Ideologie und Leugnung

Liberté stellt gleich zu Beginn ihres Kapitels über Klima- und Energiepolitik fest, dass der Klimawandel existiere, „ob natürlich oder vom Mensch gemacht“. Dazu passen auch die restlichen Aussagen zum Klimaschutz der Partei: Windkraftanlagen würden Wälder zerstören und Vögel schreddern, Kernkraftwerke hingegen seien CO2-neutral. Außerdem fabuliert das Programm „angedrohte Zwangsauswechslung von Heizungen auf Wärmepumpen“ herbei. Eigene Lösungen werden keine präsentiert und wo die Kernkraftwerke, mit denen „Liberté“ das Land mit Strom versorgen will, stehen sollen, verrät die Partei ebenfalls nicht. Bei Déi Konservativ gibt es noch weniger Lösungen, sondern lediglich die Ankündigung, „Klima- und Energienormen“ analysieren zu wollen. Außerdem schreibt die Partei, sich für „guten Naturschutz“ statt „Klima-Ideologie“ einzusetzen – eine klare Absage an wissenschaftliche Erkenntnisse.

Auch die ADR versucht sich mit dem Kulturkampf ums Klima: Sie rechnet vor, wie viel Beton für das Fundament einer Windkraftanlage gebraucht würde und impliziert damit, dass diese sich nicht rechnen könnten. Ein rezenter Faktencheck der Presseagentur AFP ging auf ein ähnliches Rechenbeispiel ein und widerlegte diese Behauptungen. Der überprüfte Beitrag gab eine – laut Faktencheck realistische – Menge von 1.500 Kubikmetern Beton an, während die ADR ohne Angabe von Quellen von 8.000 Kubikmetern spricht. Es ist also davon auszugehen, dass es sich um eine Falschdarstellung oder aber die Verallgemeinerung eines Extrembeispiels handelt. Das passt so gar nicht zu der „vernünftigen Klimadiskussion ohne Angstmachen“, die die ADR angeblich führen will.
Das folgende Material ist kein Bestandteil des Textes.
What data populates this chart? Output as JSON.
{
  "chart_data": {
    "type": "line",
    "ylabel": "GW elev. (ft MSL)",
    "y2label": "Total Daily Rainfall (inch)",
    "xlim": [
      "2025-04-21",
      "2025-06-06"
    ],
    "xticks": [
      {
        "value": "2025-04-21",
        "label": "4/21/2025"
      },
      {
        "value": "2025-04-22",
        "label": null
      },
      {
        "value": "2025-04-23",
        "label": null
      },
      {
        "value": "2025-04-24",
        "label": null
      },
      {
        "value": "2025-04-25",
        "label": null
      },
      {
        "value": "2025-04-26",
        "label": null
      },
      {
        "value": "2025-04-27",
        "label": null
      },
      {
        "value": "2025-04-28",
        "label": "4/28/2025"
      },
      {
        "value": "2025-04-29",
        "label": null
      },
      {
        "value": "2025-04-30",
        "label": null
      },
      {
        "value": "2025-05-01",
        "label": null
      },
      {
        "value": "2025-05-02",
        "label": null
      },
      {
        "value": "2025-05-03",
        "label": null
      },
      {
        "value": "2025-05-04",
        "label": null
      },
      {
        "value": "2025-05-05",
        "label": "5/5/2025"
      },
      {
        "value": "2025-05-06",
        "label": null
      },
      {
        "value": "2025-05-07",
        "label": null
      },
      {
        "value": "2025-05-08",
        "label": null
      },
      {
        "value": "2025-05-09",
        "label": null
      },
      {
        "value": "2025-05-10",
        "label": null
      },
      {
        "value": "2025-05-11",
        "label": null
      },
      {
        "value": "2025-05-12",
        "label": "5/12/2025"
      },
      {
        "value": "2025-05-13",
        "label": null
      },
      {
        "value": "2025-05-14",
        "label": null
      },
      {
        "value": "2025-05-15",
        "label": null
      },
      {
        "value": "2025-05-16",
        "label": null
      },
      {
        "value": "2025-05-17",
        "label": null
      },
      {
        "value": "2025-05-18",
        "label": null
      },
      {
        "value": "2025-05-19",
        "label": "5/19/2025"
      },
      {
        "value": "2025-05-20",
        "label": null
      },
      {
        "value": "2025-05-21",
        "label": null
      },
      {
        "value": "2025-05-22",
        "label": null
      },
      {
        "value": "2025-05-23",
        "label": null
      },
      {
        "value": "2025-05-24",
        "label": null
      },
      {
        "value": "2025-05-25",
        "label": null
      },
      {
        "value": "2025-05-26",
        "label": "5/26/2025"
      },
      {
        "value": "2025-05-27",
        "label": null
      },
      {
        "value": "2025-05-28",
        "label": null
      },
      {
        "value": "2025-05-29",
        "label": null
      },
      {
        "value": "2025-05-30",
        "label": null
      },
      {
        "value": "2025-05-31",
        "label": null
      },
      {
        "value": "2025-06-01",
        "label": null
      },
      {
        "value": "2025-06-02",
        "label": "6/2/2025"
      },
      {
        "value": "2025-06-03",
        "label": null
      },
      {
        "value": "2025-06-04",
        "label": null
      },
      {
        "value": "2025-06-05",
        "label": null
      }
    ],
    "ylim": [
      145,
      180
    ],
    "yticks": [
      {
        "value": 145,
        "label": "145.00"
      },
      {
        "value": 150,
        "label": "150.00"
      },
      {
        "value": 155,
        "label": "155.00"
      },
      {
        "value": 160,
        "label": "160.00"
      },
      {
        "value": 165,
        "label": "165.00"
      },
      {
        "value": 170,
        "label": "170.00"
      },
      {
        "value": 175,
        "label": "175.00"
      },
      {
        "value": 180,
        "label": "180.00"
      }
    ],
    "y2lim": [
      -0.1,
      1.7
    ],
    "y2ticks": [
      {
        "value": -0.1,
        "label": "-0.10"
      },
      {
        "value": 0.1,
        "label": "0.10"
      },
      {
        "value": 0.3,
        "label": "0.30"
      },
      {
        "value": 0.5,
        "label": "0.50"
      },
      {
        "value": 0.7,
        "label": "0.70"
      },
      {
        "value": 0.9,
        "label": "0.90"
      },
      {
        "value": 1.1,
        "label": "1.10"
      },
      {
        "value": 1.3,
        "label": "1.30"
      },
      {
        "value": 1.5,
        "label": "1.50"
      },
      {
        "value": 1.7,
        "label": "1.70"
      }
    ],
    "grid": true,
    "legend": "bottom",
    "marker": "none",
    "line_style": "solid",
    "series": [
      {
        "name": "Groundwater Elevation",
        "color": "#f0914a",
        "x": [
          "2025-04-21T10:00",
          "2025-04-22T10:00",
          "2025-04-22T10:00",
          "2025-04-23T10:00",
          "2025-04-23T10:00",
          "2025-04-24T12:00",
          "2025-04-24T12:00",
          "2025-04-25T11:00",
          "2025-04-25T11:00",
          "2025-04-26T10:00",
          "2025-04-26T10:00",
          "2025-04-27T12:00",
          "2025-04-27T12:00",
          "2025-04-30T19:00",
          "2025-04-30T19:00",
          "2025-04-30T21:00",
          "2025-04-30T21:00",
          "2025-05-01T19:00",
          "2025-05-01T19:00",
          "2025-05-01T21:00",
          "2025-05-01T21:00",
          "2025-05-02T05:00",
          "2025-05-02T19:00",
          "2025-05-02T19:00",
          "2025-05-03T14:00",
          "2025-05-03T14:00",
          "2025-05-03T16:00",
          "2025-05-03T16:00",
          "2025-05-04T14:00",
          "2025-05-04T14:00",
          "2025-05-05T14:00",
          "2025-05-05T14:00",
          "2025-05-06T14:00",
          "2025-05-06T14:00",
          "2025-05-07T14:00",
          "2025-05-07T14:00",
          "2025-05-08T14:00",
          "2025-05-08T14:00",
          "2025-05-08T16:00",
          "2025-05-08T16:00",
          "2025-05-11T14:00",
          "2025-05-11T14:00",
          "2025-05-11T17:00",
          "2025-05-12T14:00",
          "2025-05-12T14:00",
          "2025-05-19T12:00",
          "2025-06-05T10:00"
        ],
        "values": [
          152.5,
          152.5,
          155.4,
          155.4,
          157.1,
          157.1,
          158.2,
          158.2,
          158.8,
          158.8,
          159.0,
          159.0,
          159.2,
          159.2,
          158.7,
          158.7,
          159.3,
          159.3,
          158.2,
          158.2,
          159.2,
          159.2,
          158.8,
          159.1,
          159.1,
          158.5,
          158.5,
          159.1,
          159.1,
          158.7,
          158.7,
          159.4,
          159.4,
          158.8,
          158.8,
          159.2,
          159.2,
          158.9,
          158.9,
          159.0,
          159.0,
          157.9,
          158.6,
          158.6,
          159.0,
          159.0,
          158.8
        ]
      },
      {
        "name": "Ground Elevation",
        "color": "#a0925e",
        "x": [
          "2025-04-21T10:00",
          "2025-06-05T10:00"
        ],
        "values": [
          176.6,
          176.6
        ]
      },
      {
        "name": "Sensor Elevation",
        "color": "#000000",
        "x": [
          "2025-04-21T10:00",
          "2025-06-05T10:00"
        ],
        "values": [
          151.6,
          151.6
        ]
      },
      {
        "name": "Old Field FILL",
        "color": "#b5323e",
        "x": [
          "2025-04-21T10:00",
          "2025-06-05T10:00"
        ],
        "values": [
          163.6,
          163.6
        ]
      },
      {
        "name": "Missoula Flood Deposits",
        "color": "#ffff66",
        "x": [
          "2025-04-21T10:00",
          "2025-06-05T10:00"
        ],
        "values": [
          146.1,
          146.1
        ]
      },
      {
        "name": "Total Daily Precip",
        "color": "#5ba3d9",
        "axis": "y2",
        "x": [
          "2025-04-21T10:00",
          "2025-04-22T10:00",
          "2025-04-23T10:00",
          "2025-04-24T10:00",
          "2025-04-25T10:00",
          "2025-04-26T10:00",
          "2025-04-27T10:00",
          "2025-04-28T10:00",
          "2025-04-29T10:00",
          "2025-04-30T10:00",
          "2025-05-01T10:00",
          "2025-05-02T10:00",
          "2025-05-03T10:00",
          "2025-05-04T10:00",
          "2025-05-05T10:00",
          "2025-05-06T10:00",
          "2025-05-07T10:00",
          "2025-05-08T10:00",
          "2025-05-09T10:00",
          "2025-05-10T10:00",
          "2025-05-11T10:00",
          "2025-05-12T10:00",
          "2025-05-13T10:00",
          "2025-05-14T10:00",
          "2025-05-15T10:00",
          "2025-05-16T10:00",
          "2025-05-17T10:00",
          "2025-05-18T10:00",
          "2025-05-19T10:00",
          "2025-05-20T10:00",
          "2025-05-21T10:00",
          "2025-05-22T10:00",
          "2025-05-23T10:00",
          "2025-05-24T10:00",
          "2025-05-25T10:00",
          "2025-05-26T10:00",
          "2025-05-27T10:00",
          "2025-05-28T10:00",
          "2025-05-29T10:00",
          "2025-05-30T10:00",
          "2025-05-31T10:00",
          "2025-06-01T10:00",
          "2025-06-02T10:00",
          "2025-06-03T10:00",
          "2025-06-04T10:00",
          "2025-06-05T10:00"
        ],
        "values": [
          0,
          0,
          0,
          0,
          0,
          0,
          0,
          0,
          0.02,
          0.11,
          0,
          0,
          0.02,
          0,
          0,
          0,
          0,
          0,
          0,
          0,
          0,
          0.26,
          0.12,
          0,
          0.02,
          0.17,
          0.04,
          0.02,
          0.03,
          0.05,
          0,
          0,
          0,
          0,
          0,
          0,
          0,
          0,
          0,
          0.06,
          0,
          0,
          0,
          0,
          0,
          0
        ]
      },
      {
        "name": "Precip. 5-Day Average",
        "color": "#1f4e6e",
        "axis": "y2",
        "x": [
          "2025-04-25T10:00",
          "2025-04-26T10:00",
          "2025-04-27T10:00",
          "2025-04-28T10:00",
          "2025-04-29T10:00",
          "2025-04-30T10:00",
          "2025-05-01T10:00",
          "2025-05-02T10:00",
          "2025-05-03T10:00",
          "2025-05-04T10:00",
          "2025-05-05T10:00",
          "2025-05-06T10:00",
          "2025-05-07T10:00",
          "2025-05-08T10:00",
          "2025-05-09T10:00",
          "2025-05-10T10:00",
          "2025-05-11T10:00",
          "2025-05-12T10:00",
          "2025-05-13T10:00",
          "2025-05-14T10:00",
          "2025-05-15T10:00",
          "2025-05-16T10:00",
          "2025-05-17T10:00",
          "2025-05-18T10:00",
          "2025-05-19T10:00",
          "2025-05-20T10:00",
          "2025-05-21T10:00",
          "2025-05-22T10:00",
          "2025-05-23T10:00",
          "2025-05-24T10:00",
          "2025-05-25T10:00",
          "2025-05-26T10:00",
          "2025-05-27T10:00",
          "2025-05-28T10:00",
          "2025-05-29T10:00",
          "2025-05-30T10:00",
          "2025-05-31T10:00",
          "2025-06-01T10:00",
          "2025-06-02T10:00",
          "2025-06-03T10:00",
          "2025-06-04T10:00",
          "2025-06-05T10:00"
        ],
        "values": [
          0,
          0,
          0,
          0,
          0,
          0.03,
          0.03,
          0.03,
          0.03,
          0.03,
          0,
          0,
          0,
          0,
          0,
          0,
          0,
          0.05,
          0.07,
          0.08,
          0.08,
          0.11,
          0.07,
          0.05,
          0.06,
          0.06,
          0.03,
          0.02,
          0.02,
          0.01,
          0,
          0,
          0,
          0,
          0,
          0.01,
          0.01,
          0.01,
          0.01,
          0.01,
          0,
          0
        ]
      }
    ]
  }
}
Sie betont ebenfalls, dass das Erdklima sich auch schon natürlich gewandelt hat – und leugnet den Fakt, dass die Klimakrise bewiesenermaßen auf den Treibhausgasausstoß durch menschliche Aktivitäten zurückzuführen ist. Obwohl die Partei vorgibt, sich an der Forschung zu orientieren, negiert sie den Fakt, dass es mittlerweile möglich ist, einzelne Extremwetterereignisse auf den Klimawandel zurückzuführen. Das zeigen nicht nur zahlreiche Studien, sondern auch ein im Juni veröffentlichter Bericht des wissenschaftlichen Dienstes des US-Kongresses. Immer wieder wird auch betont, dass Luxemburg als kleines Land nichts am Weltklima ändern könne und dass viele Maßnahmen teuer seien.

Damit bedient sich auch die ADR ganz klassischer Argumentationsmuster, die dazu dienen sollen, möglichst wenig für den Klimaschutz zu tun: Die Forschung soll gefördert werden und andere Länder sollen weniger Kohle verbrennen und mehr Bäume pflanzen. Auf keinen Fall soll irgendwer zu irgendetwas „gezwungen“ oder „gedrängt“ werden. Das Schicksal und die Wahlfreiheit künftiger Generationen, die in eine Welt mit über zwei Grad Erwärmung hineingeboren werden, ist der Partei offensichtlich egal.

Bei der Klimakrise steht konkret die Zukunft des Planeten und der Menschheit auf dem Spiel. Das wollen einige Parteien immer noch nicht wahrhaben, andere instrumentalisieren die Ängste vor nötigen Veränderungen für einen Kulturkampf, mit dem sie auf Stimmenfang gehen. Fast noch ärgerlicher sind jedoch jene wirtschaftsliberalen Parteien, die so tun, als könne man das Problem mit ein paar technischen Änderungen lösen: Sie gaukeln Betroffenheit vor, bieten jedoch nur einen leicht grün gefärbten Status quo als Lösung an – das wird nicht reichen, um die Klimakrise zu lösen.